On first viewing I was gobsmacked with jaw dropped. Look at this drunk Bama Mamma fly! What the heck?! She launches herself over the crowd to attack a frat kid who was exchanging words with her son. We don’t know the words exchanged, but … holy wow. Mamma Bear turned into a crazy lady. Her fly-by was impressive just by the pure physicality of it all. She must do Ballet Bootcamp or Kung Fu Pilates at her local Total Woman gym.
Then there’s her drunk-walk back to her seats when her poor hubby goes to fetch her. She looks like she also took a few pole dancing fitness classes. Just WOW.
Like a good net surfer sleuth, I followed the net to the frat kid’s twitter feed and see this:
That lady had 3 kids….they were all bawling afterwords. And then…Bama lost.

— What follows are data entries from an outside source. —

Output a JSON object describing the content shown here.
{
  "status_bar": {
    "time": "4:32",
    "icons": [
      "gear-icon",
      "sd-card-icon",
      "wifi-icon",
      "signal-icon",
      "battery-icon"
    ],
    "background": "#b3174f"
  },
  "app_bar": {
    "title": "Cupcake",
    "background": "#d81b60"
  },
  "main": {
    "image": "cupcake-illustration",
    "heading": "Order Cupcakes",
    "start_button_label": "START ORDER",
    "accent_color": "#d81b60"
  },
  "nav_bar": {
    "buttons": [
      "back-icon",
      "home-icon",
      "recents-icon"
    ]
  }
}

— Michael Connolly (@MConnolly4) January 3, 2014
The tackled college kid, Michael Connolly, uploads a different video of the “Mom and Son Moments” just before her crowd surfing stunt. I focus on the little girl standing next to her mom. She’s smiling with an unsure look as she glances back and forth between her mom’s sexy dance and flipping off the camera to her big brother’s trash talking bravado with the frat kid. What life lessons did she learn that day? Let’s take a family outing to the football game, mom in her skinny jeans and scarf ensemble looking all cute and fun, who then turns into the mean drunk, dive bombing college kids in what might have been a really bad college flash back attack.
Then there’s the dad. Lord, he looks like Ray Morano in Everybody Loves Raymond. Bewildered with a worn down here-we-go-again look in his eyes, wishing he was somewhere else and maybe married to someone else. She’s probably just as hard to deal with at home, slipping past any normalcy to create drama where none needs to be had.
Bama Mamma, here’s my advice: put down the beer and Jagermeister and class up your act. Lead your children by example in good things, like actually watching the football game with your kids and not dive bombing into a college kid to start a brawl. Go home and make chili and cornbread for dinner instead of nursing your hangover and bruises. Become the lady your kids and husband will be able to be proud of and not have to worry about future dates and employers googling the family name. Seriously, in ancient Japan you’d have to commit harikari to bring honor back to your family. But don’t be so brash. Just start with baby steps and stop flipping the bird in front of your little girl. Think more Donna Reed and less Real Housewives. Peace out.